Verbal components are audible, but the message is not.
The message itself is separate from the verbal component
The message spell has a verbal component. However, the verbal component of the spell is not the same as the message itself, merely a necessary part of casting the the spell in the first place; the actual message is part of the spell effect. (Likewise, the somatic component of message is separate from the caster pointing at the targeted creature as part of the spell's effect.)
This is supported by a related official ruling in the Sage Advice Compendium regarding the spells suggestion and command, both of which also have verbal components:
Is the sentence of suggestion in the suggestion spell the verbal
component, or is the verbal component separate?
Verbal components are mystic words (PH, 203), not normal speech. The
spell’s suggestion is an intelligible utterance that is separate from
the verbal component. The command spell is the simplest example of
this principle. The utterance of the verbal component is separate
from, and precedes, any verbal utterance that would bring about the
All three of these spells have a verbal component, and separately involve speaking a word or sentence as part of the spell effect. They all work the same way in this regard; the verbal component that's part of the casting of the spell is distinct from the utterance spoken as part of the spell's effect.

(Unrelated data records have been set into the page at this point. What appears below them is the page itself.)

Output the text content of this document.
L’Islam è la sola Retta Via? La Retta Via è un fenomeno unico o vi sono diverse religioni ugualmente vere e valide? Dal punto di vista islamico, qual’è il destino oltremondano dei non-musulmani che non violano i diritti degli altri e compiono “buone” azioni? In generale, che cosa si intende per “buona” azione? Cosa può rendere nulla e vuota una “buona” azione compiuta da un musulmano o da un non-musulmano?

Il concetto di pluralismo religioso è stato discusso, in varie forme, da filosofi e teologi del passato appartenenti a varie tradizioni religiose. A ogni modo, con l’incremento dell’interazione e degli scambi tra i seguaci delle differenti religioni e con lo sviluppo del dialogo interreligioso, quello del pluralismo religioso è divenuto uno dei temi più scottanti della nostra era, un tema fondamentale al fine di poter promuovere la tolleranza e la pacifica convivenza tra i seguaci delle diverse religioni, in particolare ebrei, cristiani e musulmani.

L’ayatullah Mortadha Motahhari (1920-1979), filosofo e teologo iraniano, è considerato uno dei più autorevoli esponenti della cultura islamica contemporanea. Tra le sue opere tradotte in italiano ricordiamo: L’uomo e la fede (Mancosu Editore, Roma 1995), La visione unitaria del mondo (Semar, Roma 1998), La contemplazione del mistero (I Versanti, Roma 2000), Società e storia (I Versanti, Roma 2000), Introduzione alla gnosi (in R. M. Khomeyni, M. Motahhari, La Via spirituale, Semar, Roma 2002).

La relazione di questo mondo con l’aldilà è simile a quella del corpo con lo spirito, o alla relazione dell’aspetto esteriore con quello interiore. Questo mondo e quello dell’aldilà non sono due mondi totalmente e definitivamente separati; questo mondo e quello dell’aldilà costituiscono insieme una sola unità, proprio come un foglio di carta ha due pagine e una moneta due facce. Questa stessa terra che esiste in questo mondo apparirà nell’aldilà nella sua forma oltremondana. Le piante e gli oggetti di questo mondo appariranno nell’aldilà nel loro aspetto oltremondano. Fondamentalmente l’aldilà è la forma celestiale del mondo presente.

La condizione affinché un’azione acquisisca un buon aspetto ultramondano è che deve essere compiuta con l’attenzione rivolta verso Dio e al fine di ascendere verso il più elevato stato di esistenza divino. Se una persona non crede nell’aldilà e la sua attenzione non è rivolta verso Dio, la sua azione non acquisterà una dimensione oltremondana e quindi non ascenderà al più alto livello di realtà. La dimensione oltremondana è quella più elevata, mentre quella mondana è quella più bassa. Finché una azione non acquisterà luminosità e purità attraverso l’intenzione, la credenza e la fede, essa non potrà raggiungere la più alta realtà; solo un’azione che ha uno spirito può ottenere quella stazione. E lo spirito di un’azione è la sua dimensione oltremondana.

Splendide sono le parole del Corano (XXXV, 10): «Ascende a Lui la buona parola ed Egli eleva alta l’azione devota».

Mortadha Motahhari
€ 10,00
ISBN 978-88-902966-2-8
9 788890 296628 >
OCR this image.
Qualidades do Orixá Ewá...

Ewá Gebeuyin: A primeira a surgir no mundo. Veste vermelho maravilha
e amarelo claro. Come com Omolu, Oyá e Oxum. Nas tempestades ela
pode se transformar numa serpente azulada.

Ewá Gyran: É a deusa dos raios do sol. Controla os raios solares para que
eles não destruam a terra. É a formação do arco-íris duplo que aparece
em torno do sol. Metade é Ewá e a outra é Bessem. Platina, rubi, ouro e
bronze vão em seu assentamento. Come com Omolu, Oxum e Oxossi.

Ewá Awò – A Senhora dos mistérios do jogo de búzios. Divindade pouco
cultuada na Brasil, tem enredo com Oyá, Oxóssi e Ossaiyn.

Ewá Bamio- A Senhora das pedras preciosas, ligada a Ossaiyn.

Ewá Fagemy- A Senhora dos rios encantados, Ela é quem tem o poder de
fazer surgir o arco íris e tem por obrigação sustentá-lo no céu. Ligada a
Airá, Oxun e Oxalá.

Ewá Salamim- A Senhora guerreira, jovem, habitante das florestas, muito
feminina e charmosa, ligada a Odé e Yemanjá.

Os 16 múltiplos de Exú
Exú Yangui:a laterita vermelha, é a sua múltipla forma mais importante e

Verbal components are audible, but it's up to the DM how audible
The description of verbal components in the rules states, in part (PHB, p. 203):
Most spells require the chanting of mystic words. The words themselves
aren't the source of the spell's power; rather, the particular
combination of sounds, with specific pitch and resonance, sets the
threads of magic in motion.
The rules don't specify how loud a verbal component has to be, so it is left to DM discretion. This is also reiterated by rules designer Jeremy Crawford in an unofficial tweet from October 2015:
when I cast a spell does the verbal component has to be clearly
audible or can I "whisper" the spell?
The verbal component of a spell must be audible to work. How loud
is audible? That's up to the DM.
The caster ostensibly doesn't have to scream it at the top of their lungs, but in general I think verbal components of spells would need to be spoken in (approximately) a regular speaking voice, or at a comparable volume.
DMs may choose to allow spellcasters to attempt to hide spell components (e.g. by whispering/muttering the verbal component) - potentially requiring an ability check to do so - but this runs the risk of devaluing the sorcerer's Subtle Spell Metamagic option (which removes verbal and somatic components from the spell entirely). Even beyond that, granting all casters a way to hide spell components for free generally makes all spellcasters more powerful regardless.
Only the target hears the message; only the caster hears the reply
As for the volume of the message, the description of the message cantrip states (emphasis mine):
You point your finger toward a creature within range and whisper a
message. The target (and only the target) hears the message and
can reply in a whisper that only you can hear.
The spell description makes it clear how loud the message itself is, and who can hear it. The caster whispers a message that only the target can hear, and the target can reply in a whisper that only the caster can hear. Thus, even if someone can tell that you're casting a spell, only the creature you point at can hear the actual message.